Hop, la part 2 du Writever de ce mois-ci où l'on continue en mode "professeur Jones". Apparemment c'est de saison.
 


16.
Il en est du sphinx comme du sourire de la Joconde, on en a tellement fait une énigme en soi que tout chez lui devient mystérieux ou sujet d'interprétations, voire de réinventions plus ou moins acrobatiques.
À part chez les fans de comics lorsqu'ils décryptent leurs illustrés préférés devant des néophytes, on rencontre rarement des gens aussi obsessionnels.
Les fans du sphinx sont les premiers geeks de l'histoire.

 

17.
Les célèbres mosaïques du palais de Plahensos, réputées dans tout le monde antique, avaient été ventilées façon puzzle par les millénaires et les tremblements de terre fréquents dans la région. On avait les pièces, une description par un auteur antique, et une IA générative.
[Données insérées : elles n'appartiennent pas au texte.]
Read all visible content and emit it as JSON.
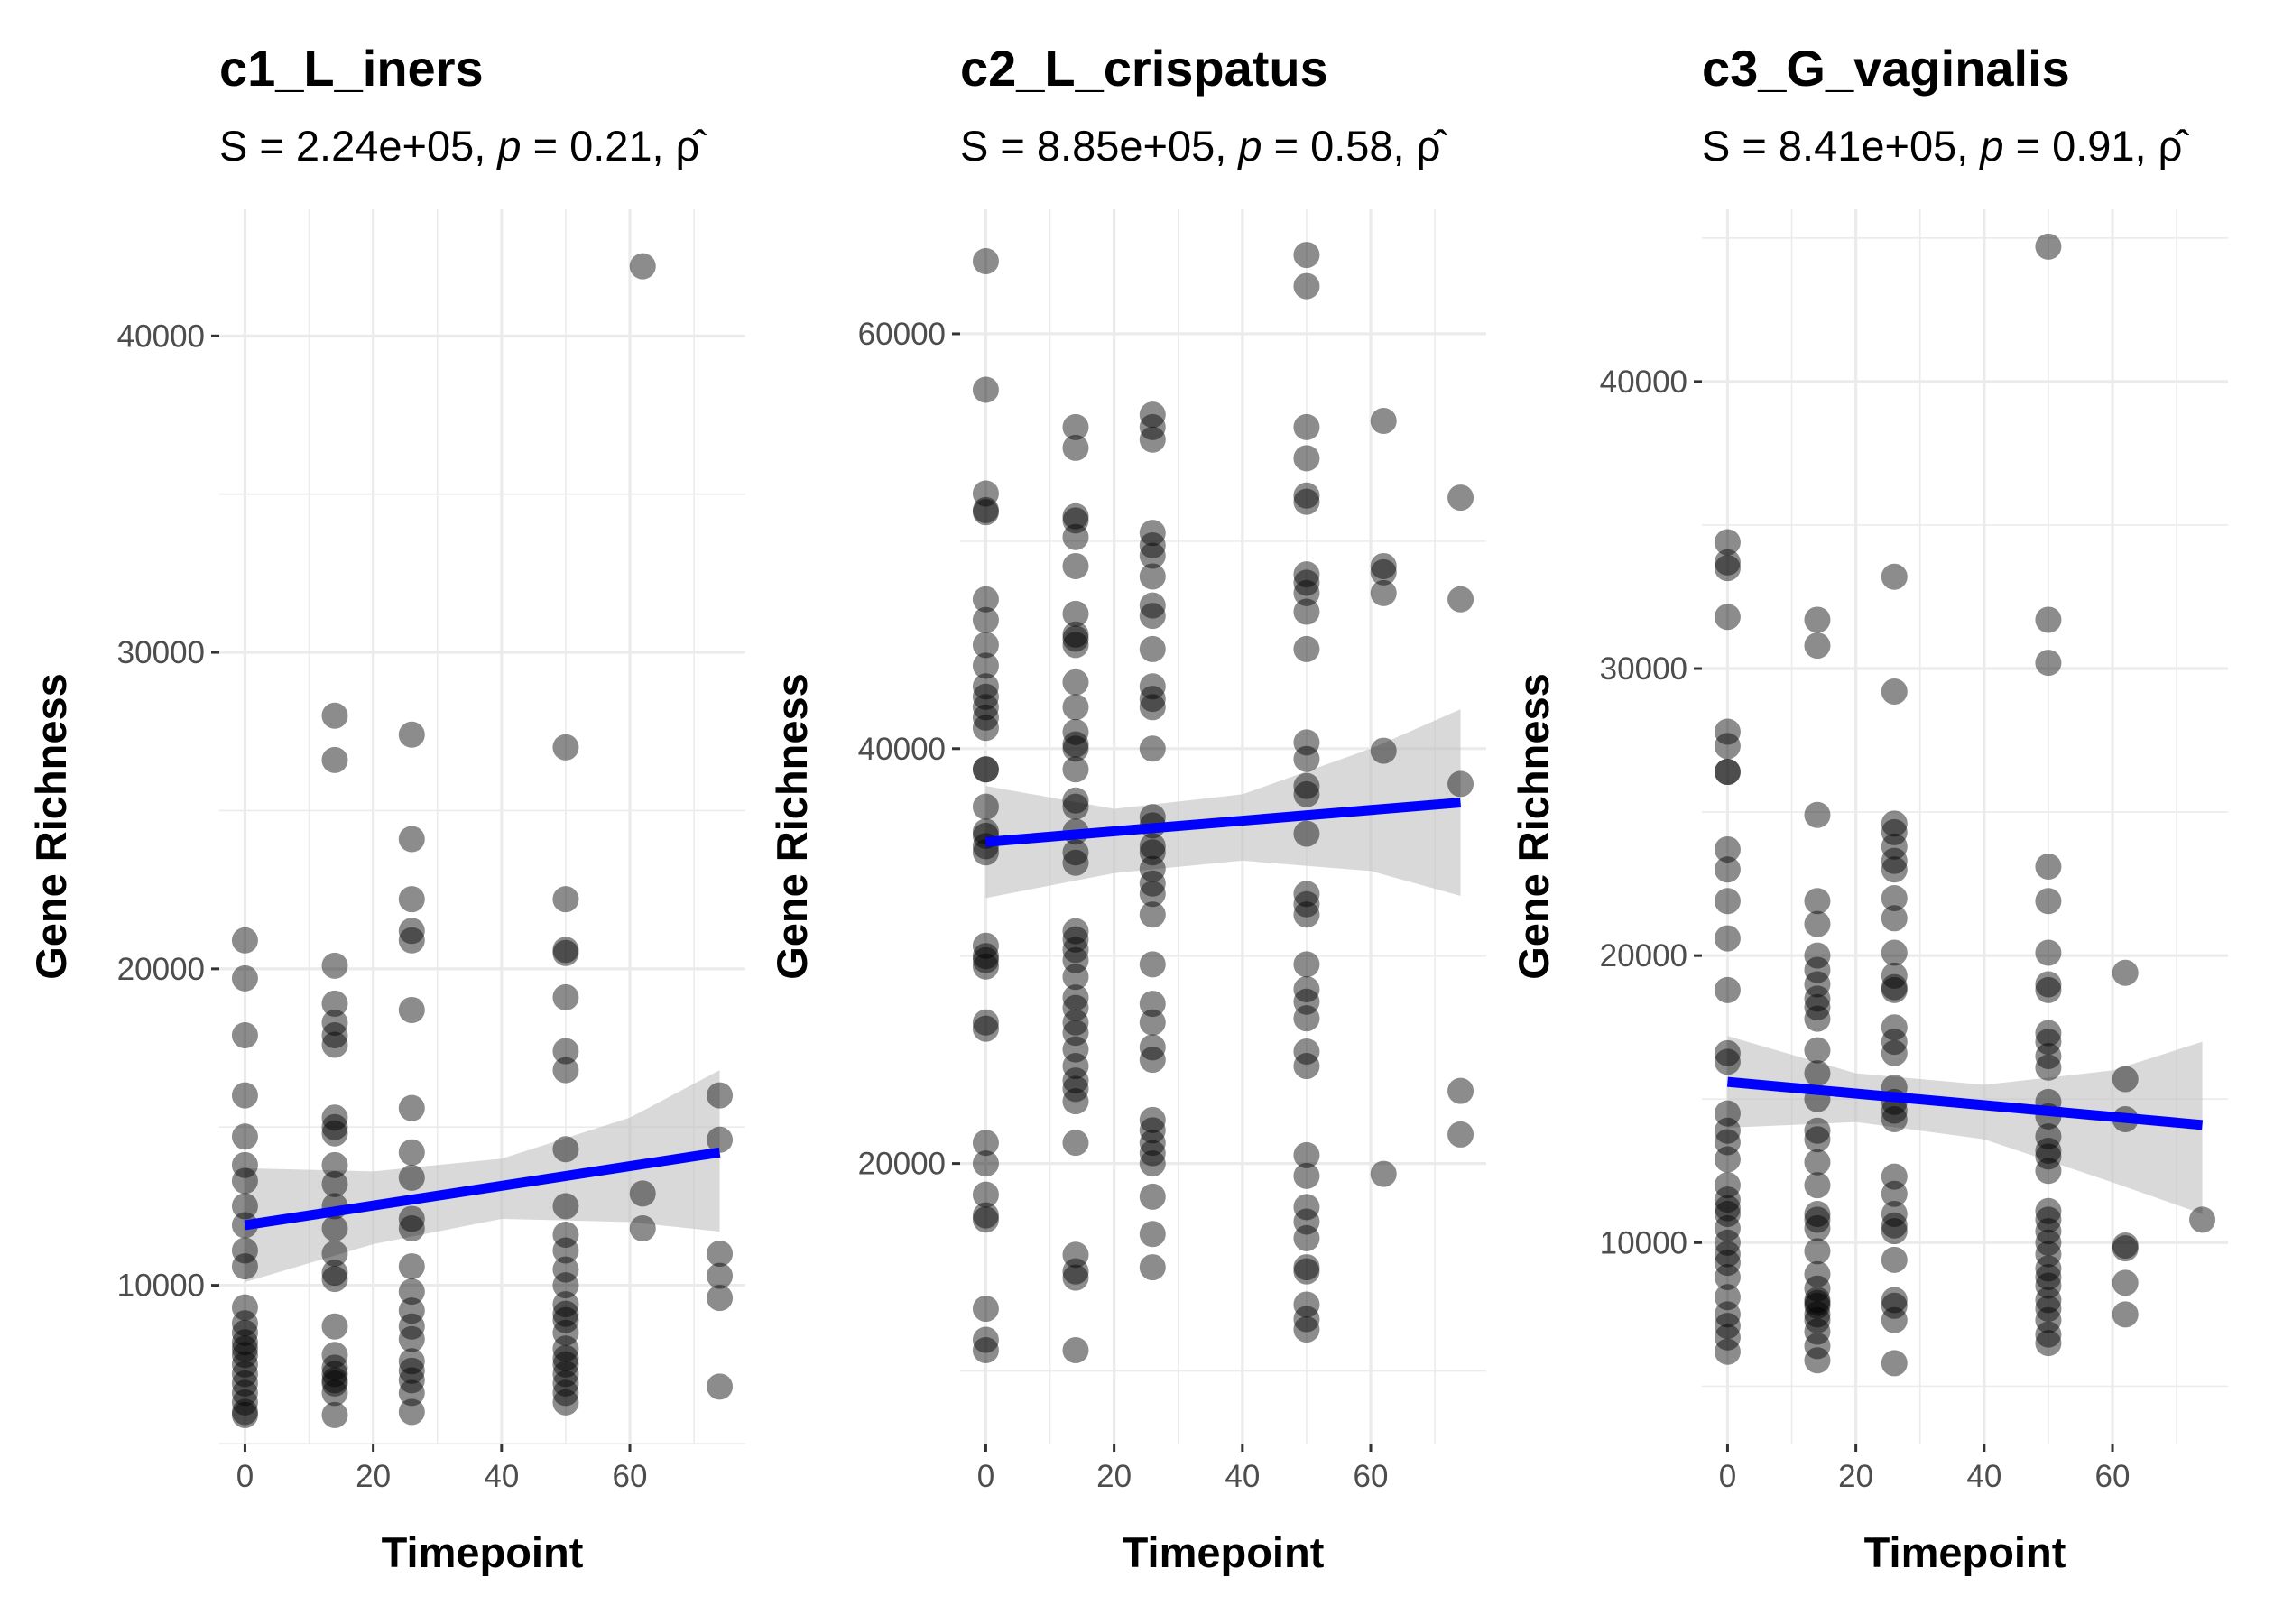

Elle tenta toutes les permutations possibles, sans rien trouver de satisfaisant, à part un portrait authentique d'Agamemmnon, les chiffres du loto du surlendemain, le 99e nom de Dieu et une élégante séquence fractale.

 

18.
Établir la chronologie des consuls de Gloumouk n'avait rien de simple : le calendrier se calait sur le nom de l'un des deux titulaires, mais les contestations régulières faisaient que les chroniqueurs adoptaient l'un ou l'autre, voire celui des usurpateurs ou des dissidents. Comme personne n'avait pris soin de dresser une liste complète, c'était un foutoir invraisemblable. On finit par décider que la cité état de Gloumouk, empêtrée dans ses luttes intestines, n'avait pas d'intérêt particulier.


19.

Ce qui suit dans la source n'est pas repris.